Por supuesto, debemos reconocer que la sociedad se ha civilizado mucho, tanto que ya no cose en la puerta de sus iglesias listas con los nombres de los penitenciados, la causa de su condena y las señales de su merecido castigo. Esas cosas ya no se hacen, ¡faltaría más! No obstante, me temo, a nuestra querida sociedad aún le falta un hervor: ya no hay listas físicas, pero sí las informáticas.

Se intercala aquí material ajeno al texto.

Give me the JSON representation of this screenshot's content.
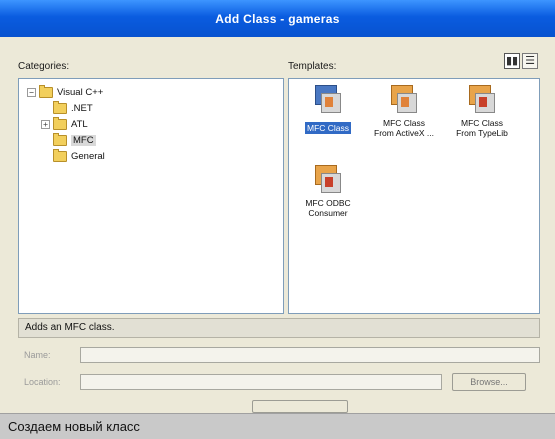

En escasamente tres minutos, el potentísimo ordenador de Juan Iturri escupió tres nombres: el primero, el del visitante andaluz: nuestro místico sevillano había sido detenido en 1974 por posesión de cocaína, una pequeña cantidad; aun así, ilegal. Pero, cuando acudió a Leyre, era un honrado ciudadano de sesenta y seis años, con seis hijos, dieciséis nietos y una empresa familiar de la que ocuparse. Días después, Iturri le llamó fingiendo ser un fraile benedictino y le preguntó si había dejado allí olvidado un paraguas negro. En poco más de quince minutos (Iturri es muy hábil en este tipo de interrogatorios), el caballero contó que tenía por costumbre retirarse de sus actividades ordinarias unos días al año; los empleaba para pensar, para reajustar su vida y para sosegar su conciencia. Estaba encantado de su estancia en Leyre, pero el paraguas no era suyo.

El joven de Zaragoza, benjamín de la lista y segundo de los nombres que ofreció el ordenador, estaba empleado en la sección de caballeros de El Corte Inglés y había sido detenido por conducir ebrio. Su error, que había concluido estampando su coche contra un árbol a cien kilómetros por hora, había causado lesiones de mediana gravedad a su acompañante: una joven menor de edad. Según el expediente, el conductor manifestó ante el juez su arrepentimiento y su disposición sincera a cambiar de vida. Leyre parecía formar parte de esas buenas intenciones.

El tercer nombre con antecedentes era navarro y nos mostró cómo la labor de acusar reincidentes tenía sus fallos. El temible ordenador de Juan Iturri puede colocar en el mismo saco a un homicida en primer grado, a un evasor de capitales, o a un ciudadano que se niega a pagar las multas de aparcamiento; el navarro tenía seis pendientes.

Visto que no podíamos pedir al ordenador más de lo que podía dar, concluimos que investigaríamos caso por caso. Ambos consideramos que, en una primera batida, el empresario sevillano y el maño arrepentido serían excluidos. Pero aún nos quedaban trece candidatos. Decidimos ocuparnos primero y personalmente de los más próximos, dando por válida la hipótesis de que el asesino no había escogido Leyre y Pamplona al azar, sino por algún motivo cuyo esclarecimiento nos conduciría a entender aquellos actos de extrema violencia.

Puesto que sólo se odia lo que se conoce bien, empezaríamos por aquellos que estuvieran más cerca.